The third prong of the initiative is increasing the revenue stream into SAD 1 by participating in international schools in China.
“One Presque Isle international school, Shengli No. 1 High School in Dongying, China, is now up and operating, and there are eight students attending,” Johnson said. “Three more international schools are scheduled to start in the fall of 2014. SAD 1 will receive a percentage of the tuition on a per-pupil basis. We’re estimating it to be between $750-$1,000 per student, and the revenue to the district has the potential to be significant in future years.”
Johnson and Business Manager Charles Anderson traveled to China for the second time in October, when they participated in opening ceremonies at a new Presque Isle international school in Dongying, and visited with teachers, students and parents in the program. With all expenses being paid by their Chinese hosts, they logged 24,000 miles in eight days visiting schools in Dongying, Tangshan, Quijing and Nanning, all cities with populations between three million and five million.

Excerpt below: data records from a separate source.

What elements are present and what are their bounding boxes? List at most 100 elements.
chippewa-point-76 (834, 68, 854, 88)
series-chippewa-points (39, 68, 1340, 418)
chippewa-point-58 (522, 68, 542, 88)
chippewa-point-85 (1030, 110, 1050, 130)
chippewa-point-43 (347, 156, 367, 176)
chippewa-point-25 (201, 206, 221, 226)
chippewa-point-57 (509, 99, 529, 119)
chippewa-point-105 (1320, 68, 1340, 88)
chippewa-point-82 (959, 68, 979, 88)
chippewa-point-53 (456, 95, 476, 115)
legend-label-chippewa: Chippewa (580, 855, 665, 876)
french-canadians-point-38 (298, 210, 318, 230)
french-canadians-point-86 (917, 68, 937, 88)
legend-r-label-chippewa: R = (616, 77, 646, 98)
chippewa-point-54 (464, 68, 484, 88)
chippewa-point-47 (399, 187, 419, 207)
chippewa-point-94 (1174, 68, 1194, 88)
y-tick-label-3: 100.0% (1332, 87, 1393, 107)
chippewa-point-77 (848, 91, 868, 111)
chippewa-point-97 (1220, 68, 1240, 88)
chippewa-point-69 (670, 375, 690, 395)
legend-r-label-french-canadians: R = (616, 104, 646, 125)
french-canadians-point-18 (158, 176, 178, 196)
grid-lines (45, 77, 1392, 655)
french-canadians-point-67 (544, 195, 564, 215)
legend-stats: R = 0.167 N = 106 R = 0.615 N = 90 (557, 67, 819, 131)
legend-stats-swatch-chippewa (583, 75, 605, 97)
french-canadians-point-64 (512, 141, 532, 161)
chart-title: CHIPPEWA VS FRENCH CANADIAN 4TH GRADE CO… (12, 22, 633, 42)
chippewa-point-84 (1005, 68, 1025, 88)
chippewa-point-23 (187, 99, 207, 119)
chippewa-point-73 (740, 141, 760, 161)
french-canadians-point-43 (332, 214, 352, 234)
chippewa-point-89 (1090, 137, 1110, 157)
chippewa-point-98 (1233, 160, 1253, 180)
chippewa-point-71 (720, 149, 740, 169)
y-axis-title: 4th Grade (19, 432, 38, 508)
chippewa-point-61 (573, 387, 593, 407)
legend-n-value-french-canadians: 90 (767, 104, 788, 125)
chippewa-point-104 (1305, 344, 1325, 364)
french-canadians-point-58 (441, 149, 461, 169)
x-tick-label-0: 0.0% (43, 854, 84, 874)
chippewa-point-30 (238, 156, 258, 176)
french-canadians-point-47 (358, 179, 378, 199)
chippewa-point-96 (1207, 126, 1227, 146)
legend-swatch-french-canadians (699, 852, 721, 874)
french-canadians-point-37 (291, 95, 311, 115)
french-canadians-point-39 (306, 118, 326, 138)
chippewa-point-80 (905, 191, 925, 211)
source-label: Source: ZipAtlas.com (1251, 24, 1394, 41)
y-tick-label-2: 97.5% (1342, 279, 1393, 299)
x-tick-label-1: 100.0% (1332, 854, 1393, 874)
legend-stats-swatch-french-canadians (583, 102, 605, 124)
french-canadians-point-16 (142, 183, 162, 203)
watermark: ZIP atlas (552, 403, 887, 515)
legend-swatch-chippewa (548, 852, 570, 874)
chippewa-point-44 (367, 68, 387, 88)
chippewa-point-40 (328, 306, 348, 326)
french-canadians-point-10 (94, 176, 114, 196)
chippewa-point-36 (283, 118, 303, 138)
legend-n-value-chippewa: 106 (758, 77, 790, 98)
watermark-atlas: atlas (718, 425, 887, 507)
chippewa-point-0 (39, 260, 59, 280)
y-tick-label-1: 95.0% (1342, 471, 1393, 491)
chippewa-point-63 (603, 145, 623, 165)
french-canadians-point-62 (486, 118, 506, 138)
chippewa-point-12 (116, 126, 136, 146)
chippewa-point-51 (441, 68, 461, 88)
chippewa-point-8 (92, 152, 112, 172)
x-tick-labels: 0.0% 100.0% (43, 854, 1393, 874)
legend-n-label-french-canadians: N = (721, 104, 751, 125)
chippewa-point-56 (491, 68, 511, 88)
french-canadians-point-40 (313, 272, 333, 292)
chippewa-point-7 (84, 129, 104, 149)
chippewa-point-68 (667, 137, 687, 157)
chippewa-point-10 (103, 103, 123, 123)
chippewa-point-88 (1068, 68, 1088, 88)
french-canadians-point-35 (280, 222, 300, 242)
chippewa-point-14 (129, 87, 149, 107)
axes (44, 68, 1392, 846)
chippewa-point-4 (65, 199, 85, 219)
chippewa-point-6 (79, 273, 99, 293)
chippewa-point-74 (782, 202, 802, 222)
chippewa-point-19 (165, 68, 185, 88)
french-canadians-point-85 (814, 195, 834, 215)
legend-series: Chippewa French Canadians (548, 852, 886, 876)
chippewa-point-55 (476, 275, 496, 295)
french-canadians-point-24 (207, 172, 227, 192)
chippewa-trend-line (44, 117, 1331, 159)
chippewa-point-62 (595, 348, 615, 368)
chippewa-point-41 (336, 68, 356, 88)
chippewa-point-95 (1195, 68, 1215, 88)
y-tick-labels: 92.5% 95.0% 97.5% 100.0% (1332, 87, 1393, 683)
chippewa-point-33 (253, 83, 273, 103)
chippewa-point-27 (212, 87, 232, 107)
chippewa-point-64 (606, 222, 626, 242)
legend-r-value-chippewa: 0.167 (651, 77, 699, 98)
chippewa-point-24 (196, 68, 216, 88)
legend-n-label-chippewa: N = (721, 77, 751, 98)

According to the agreement, the joint experimental program’s goal is for the Chinese to learn from the philosophy, academic systems and management of an American high school, and prepare students for innovation, critical thinking and international communication.
The unique agreement was signed in 2011. PIHS students also will soon be able to spend a semester in China, if they choose.
At the November board meeting, Johnson and Anderson presented a brief slideshow of pictures taken during their recent China visit.